Expliquez-nous votre accord « semaine de 4 jours/32 heures ». Y a-t-il dans le même temps, un accord d’annualisation du temps de travail pour faire face aux pics d’activités de décembre et début janvier ?
Laurent de la Clergerie : C’est vraiment un accord sur une semaine de 4 jours toute l’année, avec 32 heures hebdomadaires. Pour les pics d’activité, on passe en 2 équipes sur 8 heures, avec de l’intérim. Il n’y a pas d’annualisation et de lissage de la durée de travail selon l’activité.

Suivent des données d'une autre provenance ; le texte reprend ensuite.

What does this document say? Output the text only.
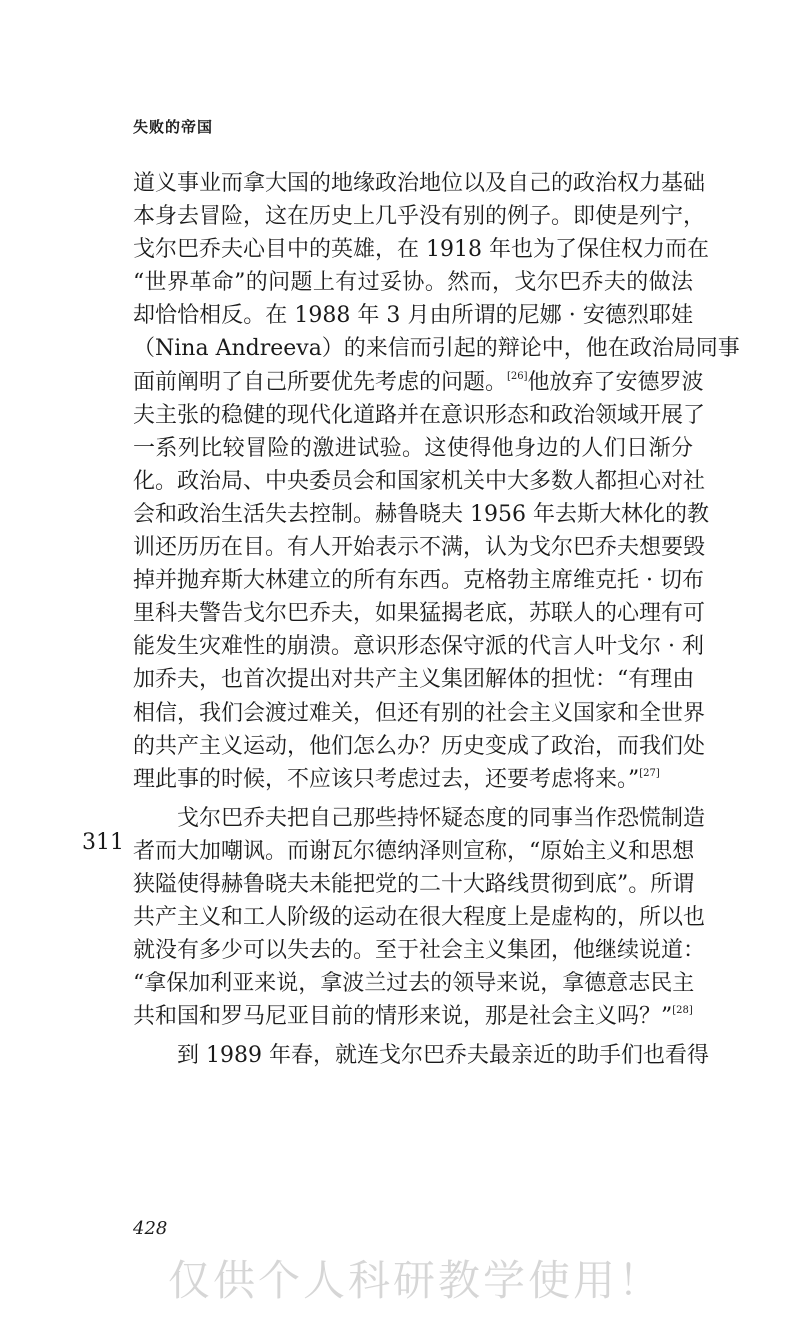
失败的帝国
道义事业而拿大国的地缘政治地位以及自己的政治权力基础
本身去冒险，这在历史上几乎没有别的例子。即使是列宁，
戈尔巴乔夫心目中的英雄，在 1918 年也为了保住权力而在
“世界革命”的问题上有过妥协。然而，戈尔巴乔夫的做法
却恰恰相反。在 1988 年 3 月由所谓的尼娜 · 安德烈耶娃
（Nina Andreeva）的来信而引起的辩论中，他在政治局同事
面前阐明了自己所要优先考虑的问题。[26]他放弃了安德罗波
夫主张的稳健的现代化道路并在意识形态和政治领域开展了
一系列比较冒险的激进试验。这使得他身边的人们日渐分
化。政治局、中央委员会和国家机关中大多数人都担心对社
会和政治生活失去控制。赫鲁晓夫 1956 年去斯大林化的教
训还历历在目。有人开始表示不满，认为戈尔巴乔夫想要毁
掉并抛弃斯大林建立的所有东西。克格勃主席维克托 · 切布
里科夫警告戈尔巴乔夫，如果猛揭老底，苏联人的心理有可
能发生灾难性的崩溃。意识形态保守派的代言人叶戈尔 · 利
加乔夫，也首次提出对共产主义集团解体的担忧：“有理由
相信，我们会渡过难关，但还有别的社会主义国家和全世界
的共产主义运动，他们怎么办？历史变成了政治，而我们处
理此事的时候，不应该只考虑过去，还要考虑将来。”[27]
戈尔巴乔夫把自己那些持怀疑态度的同事当作恐慌制造
者而大加嘲讽。而谢瓦尔德纳泽则宣称，“原始主义和思想
狭隘使得赫鲁晓夫未能把党的二十大路线贯彻到底”。所谓
共产主义和工人阶级的运动在很大程度上是虚构的，所以也
就没有多少可以失去的。至于社会主义集团，他继续说道：
“拿保加利亚来说，拿波兰过去的领导来说，拿德意志民主
共和国和罗马尼亚目前的情形来说，那是社会主义吗？”[28]
到 1989 年春，就连戈尔巴乔夫最亲近的助手们也看得
311
428
仅供个人科研教学使用！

Comment s’est passée cette négociation ?
À la fin de la NAO (Négociation annuelle obligatoire) sur les salaires, j’ai demandé s’il y avait encore une question et j’ai dit aux représentants du personnel : « J’ai une question : j’aimerais signer un accord sur la semaine de 4 jours, le passage aux 32 heures, seriez-vous d’accord pour en discuter ? ». La proposition a tout de suite été appréciée et saluée. Reste à la mettre en place. Ce n’est pas simple pour autant. Quand on fait 33 h au lieu de 32 h, la notion d’heure supplémentaire n’existe pas. Donc, il faut se caler sur certains points, revoir tous les plannings. L’idée, c’est de négocier cela de septembre à décembre pour une mise en place en janvier 2021.
Concrètement, comment ça se passe pour le 3e jour non travaillé de la semaine ?
Le principe serait que les salariés choisissent leur jour dans les trois derniers jours de la semaine entre le mercredi, jeudi et vendredi. Et que, dans l’organisation, chaque service puisse tourner chaque jour du lundi au vendredi sans avoir bien sûr un service complet à l’arrêt le vendredi.
Quel est le coût d’une telle mesure pour l’entreprise ?
De l’ordre de 1 million d’euros sur l’année, c’est négligeable. Pour beaucoup de postes, souvent le vendredi après-midi, le travail effectif n’est pas très important, donc enlever 3 heures par semaine, ça se gère. L’autre réflexion, c’est qu’en ayant un jour de repos supplémentaire, les salariés vont pouvoir caser dans cette journée, des tas de démarches personnelles (courses, réservations et autres) qu’ils pouvaient avoir la tentation de faire depuis leur poste de travail… Donc, leur efficacité en 4 jours sera bien plus grande. J’ai beaucoup réfléchi à la notion de repos et de bien-être au travail. Cette nouvelle organisation repose beaucoup là-dessus.
« Réfléchir à la notion de repos et de bien-être au travail«
Vous vous êtes inspiré d’une expérience de Microsoft ?
Oui, au Japon, une année, Microsoft a décidé de mettre tous les vendredis du mois d’août en repos. Et l’entreprise a enregistré sa meilleure performance ce mois-ci. Je crois beaucoup à la plus grande efficacité des équipes quand on a une meilleure répartition temps de travail/repos.
Que vous inspirent les discours patronaux sur le thème : il faut remettre la France au travail ?
Je ne suis pas du tout en mode militant. Et je ne me pose pas en donneur de leçons. Il se trouve que, dans mon entreprise, ça s’applique. Mais, ça ne s’applique pas partout. Dans une entreprise de 3 ou 4 personnes, cela ne fonctionne pas. Nous, nous sommes près de 1 000 collaborateurs.
Avant ce projet d’accord 32 heures, votre négociation avait abouti à un projet de hausse des salaires. Aura-t-il lieu avec cette réduction du temps de travail ?
Oui, nous avons prévu une hausse globale de 2 % de la masse salariale sur l’année. Les 32 h payées 35, c’est la cerise sur le gâteau…
Si la situation économique favorable que vous connaissez venait à se retourner, vous pourriez revenir en arrière ?
On a connu une période compliquée, il y a dix-huit mois. À cette époque, il y a eu un gel des salaires. Cela a été l’année la plus calme que nous ayons connue sur le plan social. L’entreprise s’est investie pour réussir et redresser la barre. Si le besoin s’en faisait sentir, à un moment donné, je ne doute pas qu’on pourrait faire une pause. Ce qui compte, c’est la notion de confiance très forte qui existe entre l’équipe et moi.
Vous allez créer des emplois ? Dans quels domaines ?
Une trentaine environ et je sais qu’on va crouler sous les CV et les demandes. Ce seront des postes de relations clients, de logistique, des postes dans les boutiques.